WITH the Eastern Market Indicator at a record 1699 cents a kilogram and the auctions preparing to shut up shop for the Christmas break, confidence abounds the market will stay strong into the new year.
Greg Andrews, Schute Bell's northern wool manager on Tuesday afternoon said there was a strong chance the year’s last sales could again set a new record.
"There's every possibility it will," he said.
Mr Andrews based his confidence on the fact there are no big reserves of wool, so current shearings are feeding the market and the run into Christmas is not peak shearing time.
Mr Andrews said if there was any sort of weakness in the market it would be in the 27 micron and broader range. The hottest property was the sub-20 micron range, he said, and that was fashion industry driven demand for light weight fabrics.
Australian Wool Exchange market information manager Lionel Plunkett said buyer interest was intensifying with the opportunity to fill orders diminishing quickly.
He said all types and descriptions across the entire Merino spectrum enjoyed a boost in price as buyers fought hard to secure market share.
At Sydney sales last week the Northern Market Indicator gained 26c/kg to hit 1782c/kg, while in Melbourne the Southern Market Indicator lifted 20c/kg to settle on 1646c/kg.
“Wools possessing favourable length and strength results continue to attract the greatest competition, however even lots with poorer numbers managed to achieve similar gains.”
The crossbred sector also managed to reverse its downward pricing with solid gains.
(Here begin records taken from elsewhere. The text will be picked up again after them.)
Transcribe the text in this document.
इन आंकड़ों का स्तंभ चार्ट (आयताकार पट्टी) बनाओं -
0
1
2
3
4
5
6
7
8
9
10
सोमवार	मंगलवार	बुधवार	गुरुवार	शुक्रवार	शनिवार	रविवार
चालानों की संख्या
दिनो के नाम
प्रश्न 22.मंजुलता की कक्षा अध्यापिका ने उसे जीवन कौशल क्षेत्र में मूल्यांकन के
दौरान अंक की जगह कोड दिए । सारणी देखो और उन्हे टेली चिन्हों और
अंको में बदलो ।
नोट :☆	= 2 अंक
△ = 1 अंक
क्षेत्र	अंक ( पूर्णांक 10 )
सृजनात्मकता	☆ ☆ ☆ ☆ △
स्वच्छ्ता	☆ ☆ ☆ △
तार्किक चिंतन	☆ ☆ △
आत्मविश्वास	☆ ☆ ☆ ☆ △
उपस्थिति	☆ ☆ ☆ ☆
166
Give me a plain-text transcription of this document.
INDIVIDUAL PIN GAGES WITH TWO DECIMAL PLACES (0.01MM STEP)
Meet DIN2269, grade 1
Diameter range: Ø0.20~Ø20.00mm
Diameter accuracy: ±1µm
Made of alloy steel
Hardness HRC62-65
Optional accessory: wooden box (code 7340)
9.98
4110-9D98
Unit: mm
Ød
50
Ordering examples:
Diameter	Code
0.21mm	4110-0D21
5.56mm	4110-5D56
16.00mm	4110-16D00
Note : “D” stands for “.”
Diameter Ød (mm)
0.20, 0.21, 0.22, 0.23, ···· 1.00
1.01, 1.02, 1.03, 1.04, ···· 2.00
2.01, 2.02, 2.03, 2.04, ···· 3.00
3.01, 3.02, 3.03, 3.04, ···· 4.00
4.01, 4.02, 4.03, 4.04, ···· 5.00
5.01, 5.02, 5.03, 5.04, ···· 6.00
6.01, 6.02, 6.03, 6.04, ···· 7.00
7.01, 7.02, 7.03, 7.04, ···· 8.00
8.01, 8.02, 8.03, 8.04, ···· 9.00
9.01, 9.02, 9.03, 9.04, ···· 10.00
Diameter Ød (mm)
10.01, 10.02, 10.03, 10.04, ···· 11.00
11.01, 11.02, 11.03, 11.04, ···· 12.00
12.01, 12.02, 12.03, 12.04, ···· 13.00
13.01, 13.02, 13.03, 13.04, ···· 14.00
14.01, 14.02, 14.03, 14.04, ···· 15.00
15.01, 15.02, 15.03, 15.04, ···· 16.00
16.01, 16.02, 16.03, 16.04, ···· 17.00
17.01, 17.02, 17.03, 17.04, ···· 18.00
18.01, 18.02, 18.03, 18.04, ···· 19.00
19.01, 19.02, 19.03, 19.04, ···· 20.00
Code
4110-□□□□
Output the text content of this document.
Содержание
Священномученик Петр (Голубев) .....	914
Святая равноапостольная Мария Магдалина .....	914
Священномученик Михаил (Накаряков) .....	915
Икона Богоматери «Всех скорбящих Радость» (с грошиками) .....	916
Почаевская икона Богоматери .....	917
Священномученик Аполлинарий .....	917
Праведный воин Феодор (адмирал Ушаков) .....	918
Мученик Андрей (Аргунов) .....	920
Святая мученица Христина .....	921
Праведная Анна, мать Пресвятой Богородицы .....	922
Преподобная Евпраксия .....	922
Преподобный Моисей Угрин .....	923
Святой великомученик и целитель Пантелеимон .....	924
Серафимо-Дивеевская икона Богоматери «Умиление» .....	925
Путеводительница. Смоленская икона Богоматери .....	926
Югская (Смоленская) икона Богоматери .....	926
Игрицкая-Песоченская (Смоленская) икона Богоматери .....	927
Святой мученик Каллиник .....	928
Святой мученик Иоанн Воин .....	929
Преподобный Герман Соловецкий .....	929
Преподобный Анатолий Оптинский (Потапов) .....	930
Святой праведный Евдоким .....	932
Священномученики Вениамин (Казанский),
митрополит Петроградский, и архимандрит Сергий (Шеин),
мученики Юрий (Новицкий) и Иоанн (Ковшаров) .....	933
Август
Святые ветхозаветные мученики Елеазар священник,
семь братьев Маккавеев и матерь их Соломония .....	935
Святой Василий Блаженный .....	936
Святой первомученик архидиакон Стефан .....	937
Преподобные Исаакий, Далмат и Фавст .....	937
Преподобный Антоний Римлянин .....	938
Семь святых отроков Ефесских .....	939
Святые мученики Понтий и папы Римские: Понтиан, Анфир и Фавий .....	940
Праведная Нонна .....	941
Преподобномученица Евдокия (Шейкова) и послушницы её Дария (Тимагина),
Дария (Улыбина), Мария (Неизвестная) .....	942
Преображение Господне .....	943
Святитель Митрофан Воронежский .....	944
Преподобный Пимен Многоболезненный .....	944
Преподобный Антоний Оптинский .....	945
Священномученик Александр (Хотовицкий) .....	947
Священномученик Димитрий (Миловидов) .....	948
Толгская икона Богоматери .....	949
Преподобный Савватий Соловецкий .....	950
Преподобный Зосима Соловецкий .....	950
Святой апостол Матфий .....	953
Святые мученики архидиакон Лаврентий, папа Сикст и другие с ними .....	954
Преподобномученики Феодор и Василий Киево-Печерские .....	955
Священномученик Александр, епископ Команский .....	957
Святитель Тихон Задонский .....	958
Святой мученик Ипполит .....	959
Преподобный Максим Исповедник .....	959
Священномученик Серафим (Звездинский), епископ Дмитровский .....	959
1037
Mr Plunkett said there were general price increases of 20c/kg to 55c/kg, providing welcome news to growers of these broader types.
Landmark NSW northeast wool manager David Hart said there was much optimism heading into the new year, but history had taught growers to temper any pevailing positive market sentiment with caution. He said market desire for superfine wool had begun in November last year and had stayed the course. “But it’s been a long time coming, too long for many growers. He said one of the unknowns going into 2018 was how much wool had been sold this year that would normally be sold next year. “There’s a reasonably large potential for a supply squeeze.” Also, the December 22 payment date for exporters was making things difficult, he said.
“December 22 is a Friday and backing hard onto Monday as Christmas Day we’ve extended payment dates by seven days for exporters, but will still pay growers as per normal to give exporters a chance to meet their shipping requirements,” he said.